Два последних обстоятельства придавали ему уверенности, когда он, погрузившись в свои мысли, ехал назад доложить маршалу Гроку, что его задание выполнено. А в том, что оно выполнено, не могло быть никаких сомнений. Человек, который вез приказ о помиловании, был безусловно мертв.
Если же он каким-то чудом уцелел, то все равно не смог бы на своей мертвой или умирающей лошади добраться до города и предотвратить казнь. Нет, что ни говори, а сейчас всего благоразумнее будет вернуться под крыло своего патрона, которому принадлежал этот дьявольский план.

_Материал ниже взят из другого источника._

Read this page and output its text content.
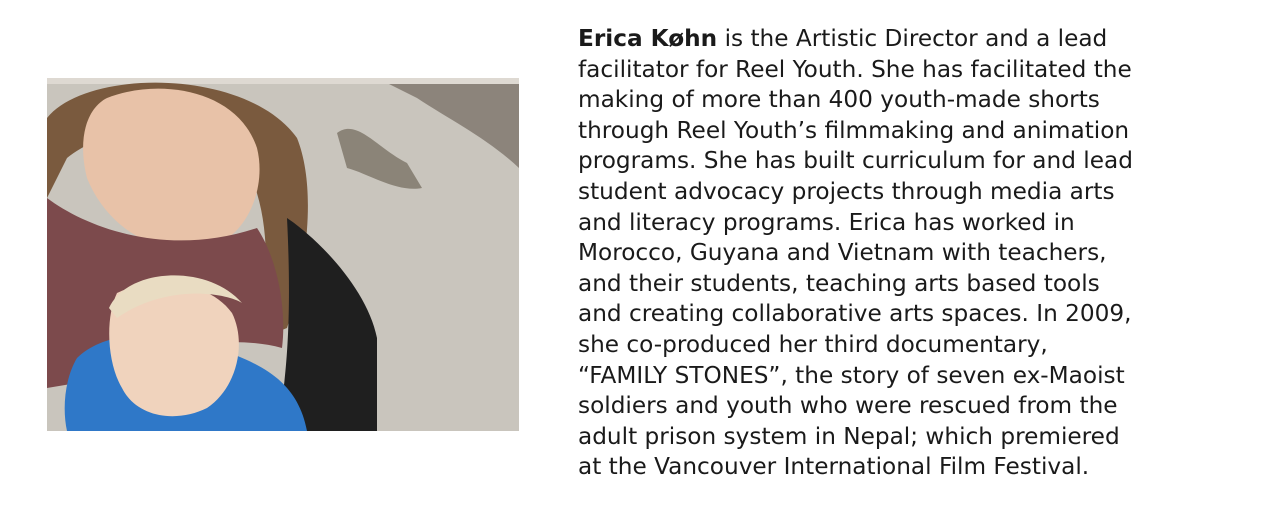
Erica Køhn is the Artistic Director and a lead
facilitator for Reel Youth. She has facilitated the
making of more than 400 youth-made shorts
through Reel Youth’s filmmaking and animation
programs. She has built curriculum for and lead
student advocacy projects through media arts
and literacy programs. Erica has worked in
Morocco, Guyana and Vietnam with teachers,
and their students, teaching arts based tools
and creating collaborative arts spaces. In 2009,
she co-produced her third documentary,
“FAMILY STONES”, the story of seven ex-Maoist
soldiers and youth who were rescued from the
adult prison system in Nepal; which premiered
at the Vancouver International Film Festival.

Сержант, человек сильный, решил довериться другому, еще более сильному человеку великому маршалу.
Маршал и в самом деле был выдающейся личностью – ведь после совершенного им – или по его приказу – чудовищного преступления он счел ниже своего достоинства бояться смотреть правде в глаза и избегать встречи с убийцей.
Мало того, не прошло и часа, как они вместе с сержантом поскакали по той же самой дороге. Проехав часть пути, маршал спешился, а своему спутнику приказал ехать дальше. Он хотел, чтобы сержант добрался до города и выяснил, все ли там спокойно после казни, не волнуется ли народ.
– Неужели это здесь, ваше превосходительство? – еле слышно проговорил сержант. – Мне почему-то казалось, что это гораздо дальше. Когда я ехал, меня, как в кошмарном сне, не покидало ощущение, что эта проклятая дорога не кончится никогда.
– Здесь, – подтвердил Грок, вынул ногу из стремени, тяжело спрыгнул с лошади, подошел к длинному парапету и заглянул вниз.
Над болотами поднялась луна, и в ее ярком, величественном свете из непроницаемого мрака выступила черная вода и зеленая ряска; в камышах, у подножия холма, прямо под насыпью в строгом сиянии луны белели останки одной из лучших лошадей и одного из лучших всадников его бывшего полка. В том, что это фон Шахт, сомневаться не приходилось: месяц, словно нимбом, осенял вьющиеся светлые волосы юного Арнольда, второго гонца, посланного с приказом о помиловании; тот же таинственный лунный свет выхватил из темноты не только золотые пуговицы и оранжевую перевязь молодого гусара, но и медали, нашивки на мундире, знаки отличия. В ореоле мягкого лунного света убитый напоминал облаченного в белые доспехи сэра Галахада, а над ним, павшим воином с благородным и юным лицом, застыла – по чудовищному контрасту – мрачная фигура безобразного старика, который стоял, облокотившись на парапет, и глядел вниз. Грок вновь снял каску, и хотя он, весьма вероятно, сделал это, дабы почтить память погибшего, при свете луны, упавшей на его гладкий, совершенно лысый череп и длинную шею, он вдруг сделался похож на какого-то жуткого доисторического ящера. Такую сцену мог бы запечатлеть Ропс или какой-нибудь другой живописец гротескной немецкой школы: громадное, бесчувственное чудовище воззрилось на поверженного херувима в белой с золотом кольчуге, с перебитыми крыльями.
Хотя Грок не прочел молитвы и не пролил слезы над убитым, что-то в его мрачном уме шевельнулось, ведь даже мертвая гладь безбрежных болот иногда шевельнется, точно живая, и, как бывает с такими людьми, когда они испытывают нечто вроде угрызения совести, маршал попытался, бросая вызов безлюдной Вселенной и яркой луне, сформулировать свое кредо:
– Воля немца непреклонна и никаким переменам не подвержена. Немец в содеянном не раскаивается никогда. Воля его неподвластна времени, она сродни каменному идолу, чей непроницаемый взгляд устремлен одновременно и вперед, и назад.
Ответом ему была мертвая тишина, которая потешила его холодное тщеславие: он ощутил себя пророком, подавшим голос изваянием. Но вскоре тишину разорвал далекий конский топот, и через мгновение на дороге показался скакавший сломя голову всадник. При свете луны смуглое, изрезанное шрамами лицо сержанта казалось не просто мрачным, а зловещим.
– Ваше превосходительство! – крикнул он, как-то неловко отдавая честь. – Я только что собственными глазами видел поляка Петровского!
– Его еще не похоронили? – обронил маршал, по-прежнему рассеянно смотря вдаль.
– Если его похоронили, значит, он откинул камень и восстал из мертвых.